Barcelona

Sanja Iveković

“General Alert—Works, 1974–2007,” the traveling retrospective of the work of Sanja Iveković (curated by Nataša Ilić and Kathrin Romberg), served to open one’s eyes to the recent history of the former Yugoslavia. Iveković was a rare bird in the art scene of Zagreb, where she was born in 1949 and where she studied. Geometrical abstraction and conventional painting predominated, but she has always worked primarily in photomontage and, sometimes, video, and her art addresses a wide range of social, political, and cultural issues.

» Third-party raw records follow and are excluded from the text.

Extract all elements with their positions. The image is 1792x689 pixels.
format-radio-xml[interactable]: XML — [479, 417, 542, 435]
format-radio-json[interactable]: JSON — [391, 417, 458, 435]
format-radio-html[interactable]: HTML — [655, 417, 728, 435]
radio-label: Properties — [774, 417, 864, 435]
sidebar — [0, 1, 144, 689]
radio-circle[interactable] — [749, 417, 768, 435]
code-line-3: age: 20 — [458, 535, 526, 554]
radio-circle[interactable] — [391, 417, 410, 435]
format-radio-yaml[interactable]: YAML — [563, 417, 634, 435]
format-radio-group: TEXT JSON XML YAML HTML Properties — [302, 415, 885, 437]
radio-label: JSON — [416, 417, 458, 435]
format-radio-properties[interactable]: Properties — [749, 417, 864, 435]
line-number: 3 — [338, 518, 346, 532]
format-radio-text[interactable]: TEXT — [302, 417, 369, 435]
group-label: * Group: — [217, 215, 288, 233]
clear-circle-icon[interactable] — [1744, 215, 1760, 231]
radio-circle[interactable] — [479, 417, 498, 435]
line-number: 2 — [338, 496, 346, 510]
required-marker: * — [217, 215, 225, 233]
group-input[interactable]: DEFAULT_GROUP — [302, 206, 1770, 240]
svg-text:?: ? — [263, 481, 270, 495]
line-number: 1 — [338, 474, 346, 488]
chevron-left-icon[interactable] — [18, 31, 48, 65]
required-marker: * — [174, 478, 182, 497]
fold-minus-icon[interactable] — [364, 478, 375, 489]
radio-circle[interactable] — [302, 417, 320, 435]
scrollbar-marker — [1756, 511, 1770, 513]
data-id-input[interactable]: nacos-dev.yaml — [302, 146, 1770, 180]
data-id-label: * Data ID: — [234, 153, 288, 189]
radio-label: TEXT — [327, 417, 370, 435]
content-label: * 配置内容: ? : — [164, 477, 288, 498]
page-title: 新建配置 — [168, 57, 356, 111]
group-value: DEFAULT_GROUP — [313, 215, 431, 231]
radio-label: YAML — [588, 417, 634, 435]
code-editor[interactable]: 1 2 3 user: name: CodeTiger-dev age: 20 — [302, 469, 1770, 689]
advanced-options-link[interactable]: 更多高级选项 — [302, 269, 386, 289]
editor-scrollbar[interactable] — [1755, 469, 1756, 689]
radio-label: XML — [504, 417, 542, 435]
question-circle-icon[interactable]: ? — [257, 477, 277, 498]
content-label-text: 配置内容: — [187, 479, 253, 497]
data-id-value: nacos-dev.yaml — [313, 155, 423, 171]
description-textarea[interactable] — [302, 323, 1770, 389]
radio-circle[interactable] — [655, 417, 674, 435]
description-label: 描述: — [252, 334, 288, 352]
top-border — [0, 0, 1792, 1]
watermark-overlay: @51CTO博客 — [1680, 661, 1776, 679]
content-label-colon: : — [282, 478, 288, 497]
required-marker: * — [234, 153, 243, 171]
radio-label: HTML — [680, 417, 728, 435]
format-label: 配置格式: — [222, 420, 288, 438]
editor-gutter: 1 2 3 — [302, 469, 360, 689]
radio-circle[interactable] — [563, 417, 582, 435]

Since the ’70s, Iveković has focused on questions of gender and the violence implicit in the mass media’s portrayal of women. Her most famous work, Dvostruki zivot (Double Life), 1975, is composed of sixty-six pairs of photographs, juxtaposing cutouts from fashion magazines and personal photographs of the artist at different ages. In these photos, Iveković seems to simulate the poses or otherwise imitate the situations shown in the ads—in fact, however, the photos were taken independently. In Tragedija jedne Venere (Tragedy of a Venus), the artist comments on the media’s sadistic treatment of Marilyn Monroe; twenty photographs of Monroe are paired with photos of the Croatian artist.

Iveković’s daily life was deeply affected by the Tito regime. During the Yugoslavian president’s visit to Zagreb in 1979, the artist performed the following action, which is documented in photographs and text: While reading a book on her apartment balcony, she simulated masturbation. Although she could not be seen from the street below, where a policeman was stationed, she was in view of someone on the roof of a building across the way; she assumes that this person, armed with binoculars and a walkie-talkie, communicated with the policeman—who soon rang her doorbell and ordered that the “persons and objects are to be removed from the balcony.” The title of the work, Trokut (Triangle)—which was also exhibited at Documenta 12—refers to the three people implicated here, in a situation that makes clear the totalitarian government’s obsession with controlling both public and private space.

With the passage of time, and with Eastern Europe’s move from communism to capitalism, Iveković’s artistic investigation has grown more diverse. A new interest is how the symbols of an earlier era—antifascist heroines, including her own mother, who was a prisoner at Auschwitz—have been forgotten in her country’s rush to embrace capitalism. For Rohrbach Living Memorial, 2005, she invited the citizens of Rohrbach, Austria, to re-create a documentary image of a group of Roma and Sinti awaiting deportation at the hands of the Nazis. Through a subtle artistic practice, Iveković reopens old wounds.

Juan Vicente Aliaga

Translated from Spanish by Jane Brodie.